Decir que el Barça de Valverde es un conjunto equilibrado, solido y versátil no es más que una retahíla de eufemismos amables para evitar una realidad más sencilla e incómoda: que nadie sabe a qué juega exactamente y, lo que es peor, que atesora la dudosa virtud de aburrir hasta al más entusiasta de sus aficionados. Negarlo me parece una actitud loable, mi propio padre acostumbra a dejar comentarios en estas mismas páginas poniéndome a parir y defendiendo el juego del equipo, pero lo cierto es que muy pocos imaginaban una deriva tan apresurada del estilo académico que intuimos durante la pretemporada al despropósito ético y estético de las últimas semanas. Si en verano creímos ver la luz, ahora no se distingue mucho más que un avejentado y peligroso cableado.
No es casual que los aficionados italianos se levantasen ayer de sus asientos para ovacionar a Andrés Iniesta en el momento del cambio. Son gente que durante años vivieron instalados en la anomalía del resultado, como si la certeza de que la victoria llega por cualquier camino los empujase a cerrar las ventanas y no moverse de casa, intolerantes ante la novedad. Ahora que su selección ha quedado apeada del Mundial, y con una liga que languidece en su propia autocomplacencia, son los jugadores como el manchego quienes les devuelven la esperanza en un futuro mejor, en un calcio modernizado y sin alergia a la suma de talentos, en la certeza de que no hay mejor rumbo hacia la victoria que salir a buscarla con los mejores marineros disponibles, preferiblemente de corte pirata.
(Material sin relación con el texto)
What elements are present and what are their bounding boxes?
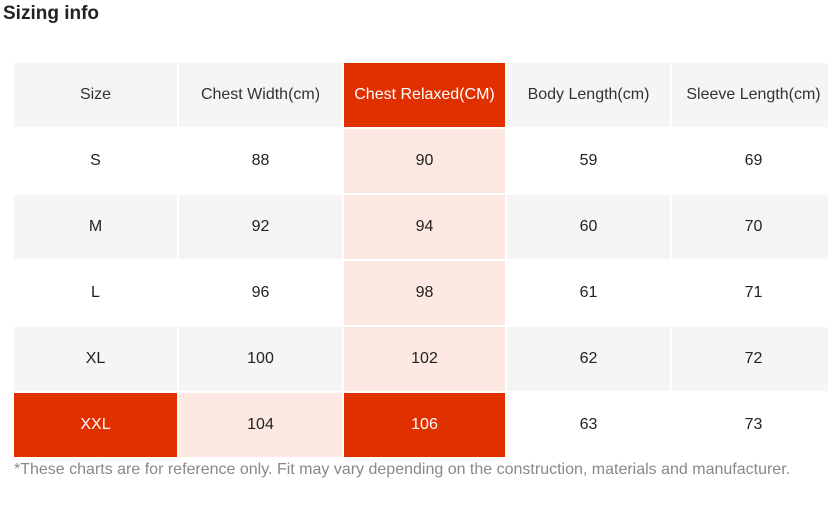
header-sleeve-length: Sleeve Length(cm) (672, 63, 828, 127)
table-cell-body-length: 61 (507, 261, 670, 325)
table-cell-size: S (14, 129, 177, 193)
table-cell-sleeve-length: 70 (672, 195, 828, 259)
table-cell-chest-width: 100 (179, 327, 342, 391)
table-cell-body-length: 62 (507, 327, 670, 391)
header-chest-relaxed: Chest Relaxed(CM) (344, 63, 505, 127)
table-cell-chest-relaxed: 98 (344, 261, 505, 325)
table-cell-chest-relaxed: 94 (344, 195, 505, 259)
table-cell-sleeve-length: 71 (672, 261, 828, 325)
table-cell-chest-width: 88 (179, 129, 342, 193)
header-body-length: Body Length(cm) (507, 63, 670, 127)
table-cell-chest-width: 92 (179, 195, 342, 259)
table-cell-body-length: 60 (507, 195, 670, 259)
table-cell-chest-width: 96 (179, 261, 342, 325)
table-cell-chest-relaxed: 90 (344, 129, 505, 193)
table-cell-sleeve-length: 72 (672, 327, 828, 391)
table-cell-chest-relaxed: 106 (344, 393, 505, 457)
disclaimer-footnote: *These charts are for reference only. Fi… (14, 461, 791, 478)
table-cell-chest-width: 104 (179, 393, 342, 457)
size-table: Size Chest Width(cm) Chest Relaxed(CM) B… (14, 63, 828, 457)
table-cell-sleeve-length: 69 (672, 129, 828, 193)
table-cell-chest-relaxed: 102 (344, 327, 505, 391)
table-cell-size: XL (14, 327, 177, 391)
table-cell-size: L (14, 261, 177, 325)
header-chest-width: Chest Width(cm) (179, 63, 342, 127)
table-cell-size: XXL (14, 393, 177, 457)
table-cell-body-length: 63 (507, 393, 670, 457)
header-size: Size (14, 63, 177, 127)
table-cell-sleeve-length: 73 (672, 393, 828, 457)
page-title: Sizing info (3, 3, 100, 24)
table-cell-size: M (14, 195, 177, 259)
table-cell-body-length: 59 (507, 129, 670, 193)
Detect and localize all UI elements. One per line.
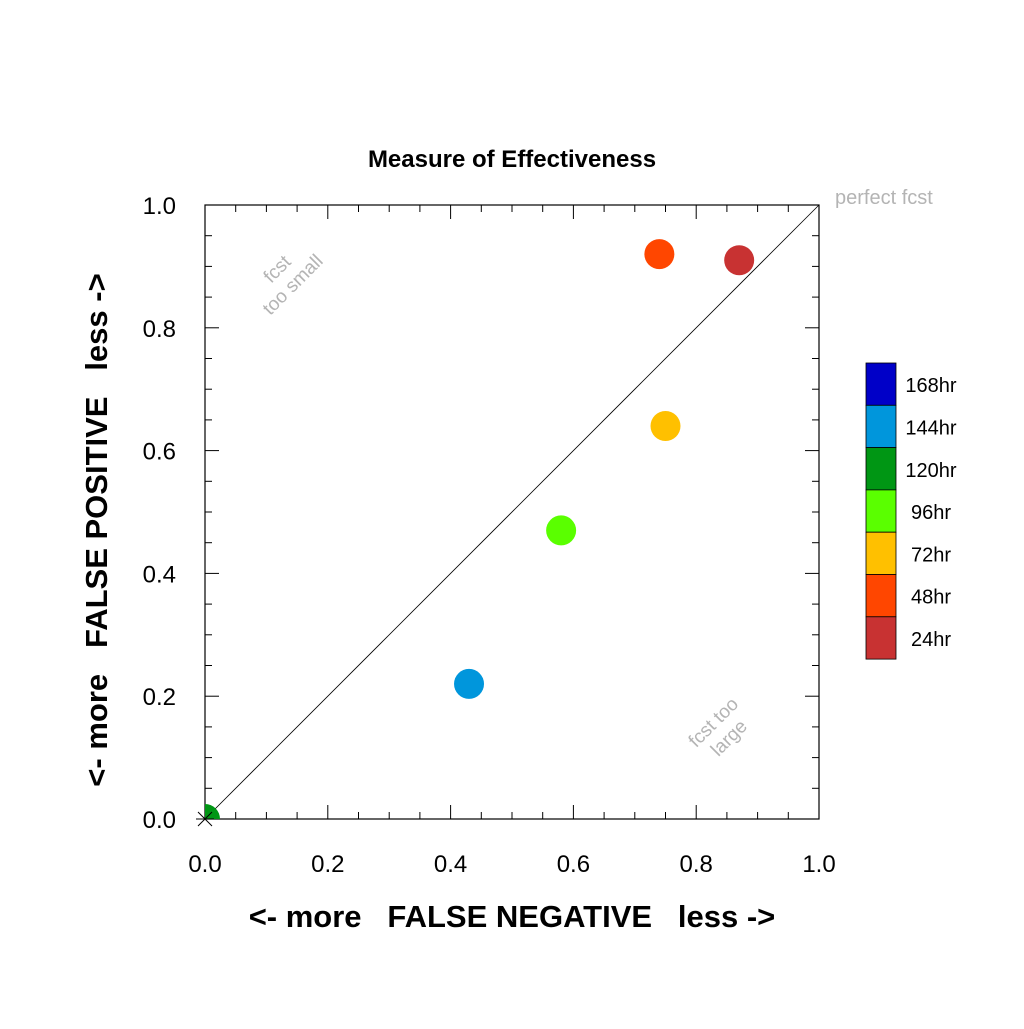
y-tick-label: 0.6 xyxy=(143,439,176,466)
y-tick-label: 0.2 xyxy=(143,684,176,711)
legend-swatch-144hr xyxy=(865,404,897,448)
perfect-forecast-annotation: perfect fcst xyxy=(835,187,933,209)
x-tick-labels: 0.0 0.2 0.4 0.6 0.8 1.0 xyxy=(188,851,835,878)
legend-swatch-96hr xyxy=(865,489,897,533)
fcst-too-large-annotation: fcst too large xyxy=(685,694,752,761)
y-tick-label: 1.0 xyxy=(143,193,176,220)
data-point-72hr xyxy=(650,411,681,442)
y-axis-label: <- more FALSE POSITIVE less -> xyxy=(79,273,114,786)
y-tick-label: 0.0 xyxy=(143,807,176,834)
legend-label-72hr: 72hr xyxy=(911,544,951,566)
legend-swatch-120hr xyxy=(865,447,897,491)
x-tick-label: 0.0 xyxy=(188,851,221,878)
data-points xyxy=(205,239,755,819)
legend-label-96hr: 96hr xyxy=(911,502,951,524)
plot-frame xyxy=(204,204,820,820)
data-point-144hr xyxy=(454,668,485,699)
x-tick-label: 0.2 xyxy=(311,851,344,878)
legend-label-24hr: 24hr xyxy=(911,629,951,651)
y-tick-label: 0.8 xyxy=(143,316,176,343)
legend-label-168hr: 168hr xyxy=(905,375,956,397)
legend: 168hr 144hr 120hr 96hr 72hr 48hr 24hr xyxy=(865,362,957,660)
x-tick-label: 0.8 xyxy=(680,851,713,878)
y-tick-labels: 0.0 0.2 0.4 0.6 0.8 1.0 xyxy=(143,193,176,834)
legend-swatch-24hr xyxy=(865,616,897,660)
data-point-48hr xyxy=(644,239,675,270)
x-tick-label: 1.0 xyxy=(802,851,835,878)
chart-title: Measure of Effectiveness xyxy=(368,146,656,173)
legend-swatch-72hr xyxy=(865,531,897,575)
legend-swatch-48hr xyxy=(865,574,897,618)
fcst-too-small-line2: too small xyxy=(259,251,328,320)
diagonal-reference-line xyxy=(204,204,820,820)
legend-label-120hr: 120hr xyxy=(905,460,956,482)
data-point-24hr xyxy=(724,245,755,276)
y-tick-label: 0.4 xyxy=(143,561,176,588)
data-point-96hr xyxy=(546,515,577,546)
x-axis-label: <- more FALSE NEGATIVE less -> xyxy=(249,899,776,934)
legend-swatch-168hr xyxy=(865,362,897,406)
legend-label-48hr: 48hr xyxy=(911,587,951,609)
x-tick-label: 0.6 xyxy=(557,851,590,878)
fcst-too-small-annotation: fcst too small xyxy=(259,251,328,320)
legend-label-144hr: 144hr xyxy=(905,417,956,439)
x-tick-label: 0.4 xyxy=(434,851,467,878)
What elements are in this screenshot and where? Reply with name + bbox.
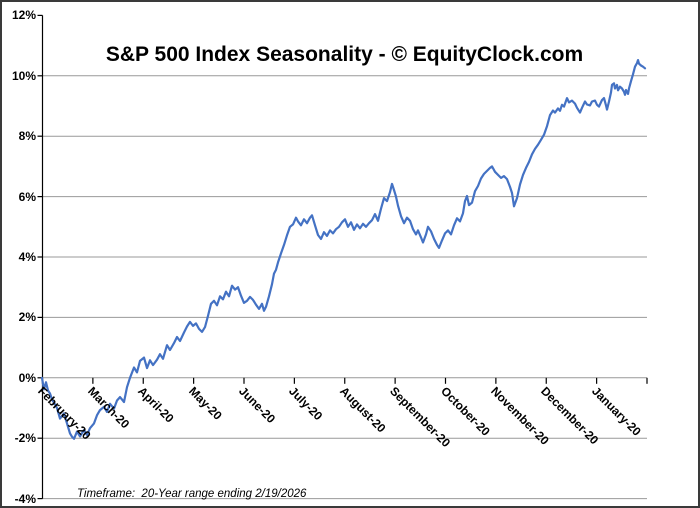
timeframe-footnote: Timeframe: 20-Year range ending 2/19/202… [77,488,307,500]
y-axis-label--2%: -2% [14,431,36,446]
y-axis-label--4%: -4% [14,491,36,506]
y-axis-label-12%: 12% [11,8,36,23]
chart-title: S&P 500 Index Seasonality - © EquityCloc… [105,43,584,66]
y-axis-label-4%: 4% [18,250,36,264]
y-axis-label-10%: 10% [11,68,36,83]
y-axis-label-6%: 6% [18,189,36,204]
y-axis-label-8%: 8% [18,129,36,144]
y-axis-label-0%: 0% [18,370,36,385]
seasonality-series-line [40,58,647,440]
y-axis-label-2%: 2% [18,310,36,325]
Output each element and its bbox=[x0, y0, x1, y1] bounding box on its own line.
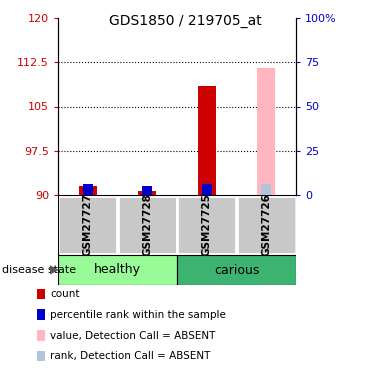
Bar bbox=[177, 255, 296, 285]
Text: rank, Detection Call = ABSENT: rank, Detection Call = ABSENT bbox=[50, 351, 210, 361]
Bar bbox=[79, 186, 97, 195]
Bar bbox=[257, 68, 275, 195]
Text: GSM27727: GSM27727 bbox=[83, 194, 93, 256]
Bar bbox=[58, 196, 117, 254]
Bar bbox=[177, 196, 236, 254]
Bar bbox=[142, 186, 152, 195]
Text: healthy: healthy bbox=[94, 264, 141, 276]
Text: GSM27728: GSM27728 bbox=[142, 194, 152, 256]
Text: disease state: disease state bbox=[2, 265, 76, 275]
Text: percentile rank within the sample: percentile rank within the sample bbox=[50, 310, 226, 320]
Bar bbox=[58, 255, 177, 285]
Bar bbox=[261, 184, 271, 195]
Bar bbox=[198, 86, 216, 195]
Text: value, Detection Call = ABSENT: value, Detection Call = ABSENT bbox=[50, 331, 215, 340]
Bar bbox=[83, 184, 92, 195]
Text: GSM27725: GSM27725 bbox=[202, 194, 212, 256]
Text: count: count bbox=[50, 290, 80, 299]
Bar bbox=[138, 192, 156, 195]
Text: carious: carious bbox=[214, 264, 259, 276]
Text: ▶: ▶ bbox=[50, 264, 59, 276]
Text: GSM27726: GSM27726 bbox=[261, 194, 271, 256]
Bar bbox=[118, 196, 177, 254]
Bar bbox=[202, 184, 212, 195]
Bar bbox=[237, 196, 296, 254]
Text: GDS1850 / 219705_at: GDS1850 / 219705_at bbox=[109, 14, 261, 28]
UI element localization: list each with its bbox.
Al mismo tiempo, casi a modo de mal augurio, Barcelona y gran parte de España se rinden ante la inquietante austeridad de futbolistas como Paulinho, la antítesis del fútbol que aupó al Barça y a la selección española hacia el olimpo del fútbol. De él se alaba su verticalidad por encima de todo, una de esas características confusas que nos invitan a suponer que los demás jugadores se dedican a pasear palmito de banda a banda, como si el área rival y el gol no fuesen con ellos. Creo que fue Manuel Valls, ex primer ministro de Francia, el encargado de plantear esta misma semana la necesidad de preguntarse qué significa ser español, y si uno atiende a los últimos debates de nuestro fútbol la respuesta parece más que evidente: ser español es alabar a Paulinho y criticar a Benzema, lo cual no es decir mucho pero siempre resulta más apetecible que no decir nada; eso también nos define bastante a las claras.